With such numbers, it is no wonder that Olmert has become less cautious about being himself. He started off last Sunday when he used a rally at Kadima's Petah Tikva headquarters to attack Netanyahu and Labor chairman Amir Peretz.
Olmert didn't let it all out until the first Knesset Foreign Affairs Committee meeting he addressed as acting prime minister on Wednesday, when he looked for any excuse to attack Netanyahu. He even traded barbs with National Union MK Effi Eitam, an indulgence that most prime ministers would have the willpower to resist.
Eitam and Likud MKs eagerly told reporters at the Knesset that the old Olmert was back and the statesmanlike Olmert was gone. They expressed hope that the voters would realize that they were getting a prime minister who was decidedly un-Sharonlike and finally return to the parties they left to join Kadima.
"Olmert has become more Bibi than Bibi," a Likud official said, using his own party chairman's name as a synonym for behaving in an un-prime ministerial-like manner. Likud officials said that Olmert's statement about being proud that he allowed Palestinians to vote in Jerusalem would be used in the Likud's commercials.

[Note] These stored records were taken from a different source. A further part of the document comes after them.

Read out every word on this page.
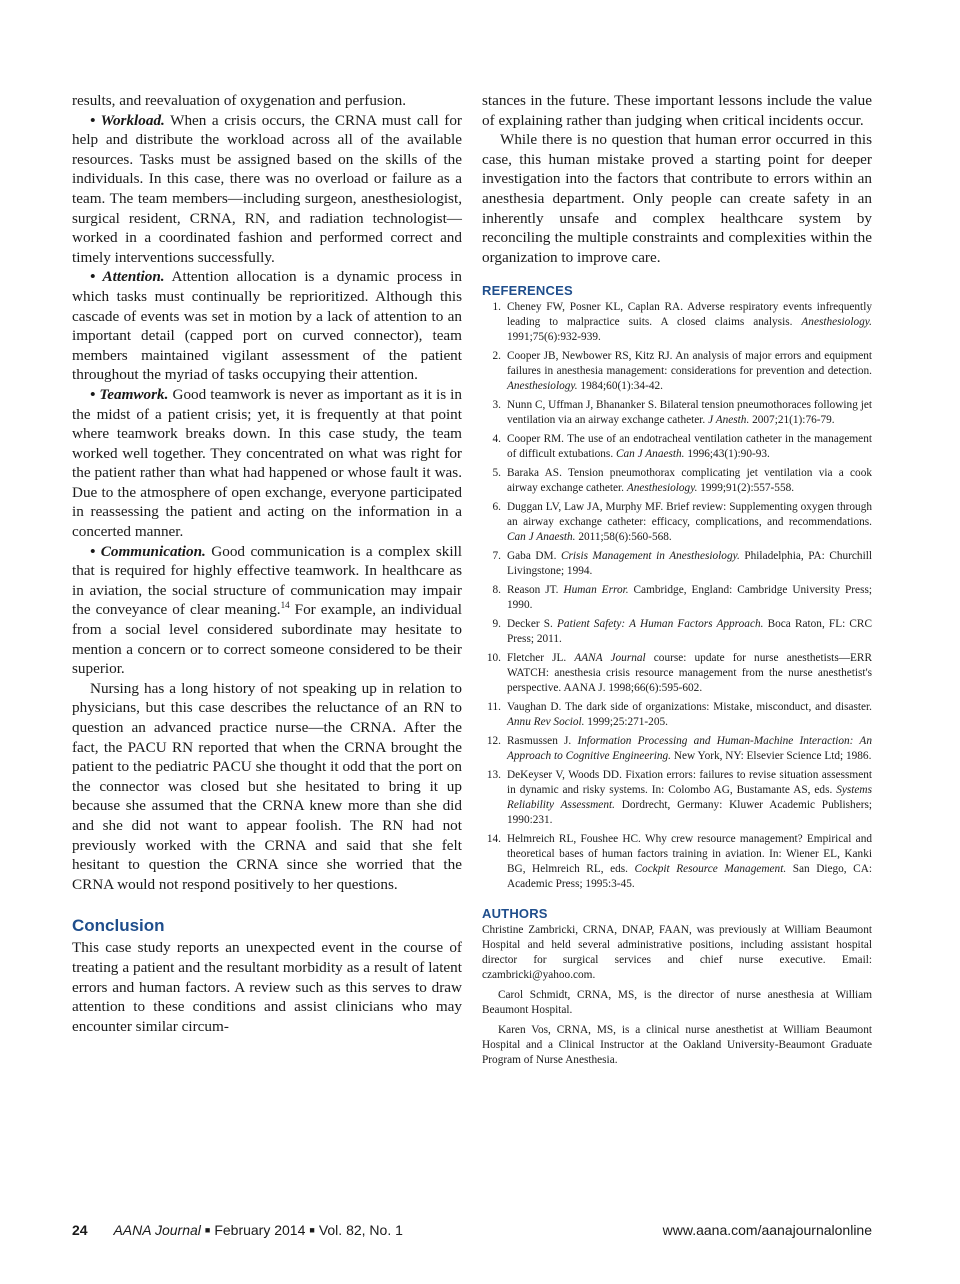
results, and reevaluation of oxygenation and perfusion.

• Workload. When a crisis occurs, the CRNA must call for help and distribute the workload across all of the available resources. Tasks must be assigned based on the skills of the individuals. In this case, there was no overload or failure as a team. The team members—including surgeon, anesthesiologist, surgical resident, CRNA, RN, and radiation technologist—worked in a coordinated fashion and performed correct and timely interventions successfully.

• Attention. Attention allocation is a dynamic process in which tasks must continually be reprioritized. Although this cascade of events was set in motion by a lack of attention to an important detail (capped port on curved connector), team members maintained vigilant assessment of the patient throughout the myriad of tasks occupying their attention.

• Teamwork. Good teamwork is never as important as it is in the midst of a patient crisis; yet, it is frequently at that point where teamwork breaks down. In this case study, the team worked well together. They concentrated on what was right for the patient rather than what had happened or whose fault it was. Due to the atmosphere of open exchange, everyone participated in reassessing the patient and acting on the information in a concerted manner.

• Communication. Good communication is a complex skill that is required for highly effective teamwork. In healthcare as in aviation, the social structure of communication may impair the conveyance of clear meaning.$^{14}$ For example, an individual from a social level considered subordinate may hesitate to mention a concern or to correct someone considered to be their superior.

Nursing has a long history of not speaking up in relation to physicians, but this case describes the reluctance of an RN to question an advanced practice nurse—the CRNA. After the fact, the PACU RN reported that when the CRNA brought the patient to the pediatric PACU she thought it odd that the port on the connector was closed but she hesitated to bring it up because she assumed that the CRNA knew more than she did and she did not want to appear foolish. The RN had not previously worked with the CRNA and said that she felt hesitant to question the CRNA since she worried that the CRNA would not respond positively to her questions.

Conclusion

This case study reports an unexpected event in the course of treating a patient and the resultant morbidity as a result of latent errors and human factors. A review such as this serves to draw attention to these conditions and assist clinicians who may encounter similar circum-

stances in the future. These important lessons include the value of explaining rather than judging when critical incidents occur.

While there is no question that human error occurred in this case, this human mistake proved a starting point for deeper investigation into the factors that contribute to errors within an anesthesia department. Only people can create safety in an inherently unsafe and complex healthcare system by reconciling the multiple constraints and complexities within the organization to improve care.

REFERENCES
1. Cheney FW, Posner KL, Caplan RA. Adverse respiratory events infrequently leading to malpractice suits. A closed claims analysis. Anesthesiology. 1991;75(6):932-939.
2. Cooper JB, Newbower RS, Kitz RJ. An analysis of major errors and equipment failures in anesthesia management: considerations for prevention and detection. Anesthesiology. 1984;60(1):34-42.
3. Nunn C, Uffman J, Bhananker S. Bilateral tension pneumothoraces following jet ventilation via an airway exchange catheter. J Anesth. 2007;21(1):76-79.
4. Cooper RM. The use of an endotracheal ventilation catheter in the management of difficult extubations. Can J Anaesth. 1996;43(1):90-93.
5. Baraka AS. Tension pneumothorax complicating jet ventilation via a cook airway exchange catheter. Anesthesiology. 1999;91(2):557-558.
6. Duggan LV, Law JA, Murphy MF. Brief review: Supplementing oxygen through an airway exchange catheter: efficacy, complications, and recommendations. Can J Anaesth. 2011;58(6):560-568.
7. Gaba DM. Crisis Management in Anesthesiology. Philadelphia, PA: Churchill Livingstone; 1994.
8. Reason JT. Human Error. Cambridge, England: Cambridge University Press; 1990.
9. Decker S. Patient Safety: A Human Factors Approach. Boca Raton, FL: CRC Press; 2011.
10. Fletcher JL. AANA Journal course: update for nurse anesthetists—ERR WATCH: anesthesia crisis resource management from the nurse anesthetist's perspective. AANA J. 1998;66(6):595-602.
11. Vaughan D. The dark side of organizations: Mistake, misconduct, and disaster. Annu Rev Sociol. 1999;25:271-205.
12. Rasmussen J. Information Processing and Human-Machine Interaction: An Approach to Cognitive Engineering. New York, NY: Elsevier Science Ltd; 1986.
13. DeKeyser V, Woods DD. Fixation errors: failures to revise situation assessment in dynamic and risky systems. In: Colombo AG, Bustamante AS, eds. Systems Reliability Assessment. Dordrecht, Germany: Kluwer Academic Publishers; 1990:231.
14. Helmreich RL, Foushee HC. Why crew resource management? Empirical and theoretical bases of human factors training in aviation. In: Wiener EL, Kanki BG, Helmreich RL, eds. Cockpit Resource Management. San Diego, CA: Academic Press; 1995:3-45.
AUTHORS

Christine Zambricki, CRNA, DNAP, FAAN, was previously at William Beaumont Hospital and held several administrative positions, including assistant hospital director for surgical services and chief nurse executive. Email: czambricki@yahoo.com.

Carol Schmidt, CRNA, MS, is the director of nurse anesthesia at William Beaumont Hospital.

Karen Vos, CRNA, MS, is a clinical nurse anesthetist at William Beaumont Hospital and a Clinical Instructor at the Oakland University-Beaumont Graduate Program of Nurse Anesthesia.

24 AANA Journal ■ February 2014 ■ Vol. 82, No. 1	www.aana.com/aanajournalonline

Kadima's strategists responded that Olmert was not acting like Netanyahu but like Sharon, who enjoyed stinging his rivals in Knesset sessions. One strategist even read Olmert's anti-Netanyahu quotes in a voice imitating Sharon to emphasize that Olmert had not strayed from Sharon's paradigm.
It's that fine line between the behavior of Sharon and Netanyahu that Olmert must tread carefully between now and March 28 to win the 40 seats that Sharon won as head of the Likud. If he is successful, he can feel free to be himself all he wants after that.